It has been a heated debate that has got both football and rugby fans a little hot under the collar.
Readers have been reacting to a row on social media drawing upon perceived double standards between the way football and rugby fans are treated in Scotland.
A tweet was posted by @hibeesfamily following Saturday’s Scotland v Ireland rugby game at Murrayfield, which read: “Rugby fans p****** & spewing all over Edinburgh tonight, giving free cans of lager before the game (that’s nice of Tennent’s) lifting up kilts exposing themselves to men, women and children... nothing to see it’s just a laugh says the bizzies [police] these folk are privileged now move on.”
The tweet was picked up quickly by author Irvine Welsh who agreed, adding: “If football fans behaved like that they would be arrested, jailed and put on the sex offenders list. Time the establishment stopped being chin stroking sociologists for the privileged and viscous social controllers for the working classes.”

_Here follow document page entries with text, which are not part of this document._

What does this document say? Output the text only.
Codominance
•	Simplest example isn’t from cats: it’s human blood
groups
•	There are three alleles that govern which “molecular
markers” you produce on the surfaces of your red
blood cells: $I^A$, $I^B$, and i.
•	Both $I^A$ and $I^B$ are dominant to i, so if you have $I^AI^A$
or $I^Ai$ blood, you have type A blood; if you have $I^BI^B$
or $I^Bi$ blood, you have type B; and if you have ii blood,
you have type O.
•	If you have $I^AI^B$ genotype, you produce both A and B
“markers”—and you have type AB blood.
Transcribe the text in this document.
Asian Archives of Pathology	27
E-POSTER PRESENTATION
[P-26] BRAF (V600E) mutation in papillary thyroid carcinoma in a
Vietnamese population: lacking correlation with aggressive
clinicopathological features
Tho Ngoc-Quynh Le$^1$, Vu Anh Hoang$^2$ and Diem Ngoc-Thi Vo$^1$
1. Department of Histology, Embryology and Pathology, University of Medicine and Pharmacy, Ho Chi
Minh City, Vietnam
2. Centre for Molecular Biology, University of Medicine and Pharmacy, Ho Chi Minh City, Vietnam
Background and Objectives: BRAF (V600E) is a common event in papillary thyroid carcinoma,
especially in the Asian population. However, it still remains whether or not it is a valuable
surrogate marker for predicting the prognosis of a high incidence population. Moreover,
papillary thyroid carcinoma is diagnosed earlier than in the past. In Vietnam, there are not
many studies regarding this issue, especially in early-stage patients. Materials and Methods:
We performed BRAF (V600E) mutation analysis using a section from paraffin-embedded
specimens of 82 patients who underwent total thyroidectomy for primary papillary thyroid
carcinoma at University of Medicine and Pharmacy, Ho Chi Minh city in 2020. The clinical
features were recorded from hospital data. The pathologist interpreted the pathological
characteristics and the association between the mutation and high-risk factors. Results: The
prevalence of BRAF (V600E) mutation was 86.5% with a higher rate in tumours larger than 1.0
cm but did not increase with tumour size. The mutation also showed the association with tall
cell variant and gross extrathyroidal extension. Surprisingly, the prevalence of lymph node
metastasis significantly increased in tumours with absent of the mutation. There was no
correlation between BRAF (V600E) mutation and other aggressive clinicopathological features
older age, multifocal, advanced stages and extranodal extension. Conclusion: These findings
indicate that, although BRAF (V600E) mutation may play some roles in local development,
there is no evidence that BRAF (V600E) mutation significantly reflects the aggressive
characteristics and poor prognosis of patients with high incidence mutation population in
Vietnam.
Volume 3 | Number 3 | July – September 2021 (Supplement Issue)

It would appear many Evening News readers agree with the opinions raised.
“Yup. Spot on. They were throwing a rugby ball about on my train a couple of years ago and it’s jovial banter,” one reader posted.
Another said: “I don’t understand how rugby supporters can get into a pub wearing team colours but football fans can’t. The rugby mob can chant all the hatred songs in a pub but football fans can’t, ie their national anthems are spewing with hatred one way or another.”
Another posted: “Spot on! The arrogance of these rugby fans is scary above the law.”
But many readers have heavily opposed such views.
“I’m pretty sure the police know who causes more trouble before and after a match. Football fans can’t even be trusted to sit together,” one wrote.
“When football fans stop behaving like animals then maybe they will be able to have a drink and sit next to the opposition fans in the stadium.....nah that will never happen,” said another.
“Maybe what we’ve learned here is, regardless of social status humans as a general rule do not behave well under the influence of alcohol. However in a policing sense there’s no comparison between the sports. From the sectarian hatred of the old firm to the violence of football casuals, in addition to racism. I love both sports but I wouldn’t take my daughters to the football,” one reader posted.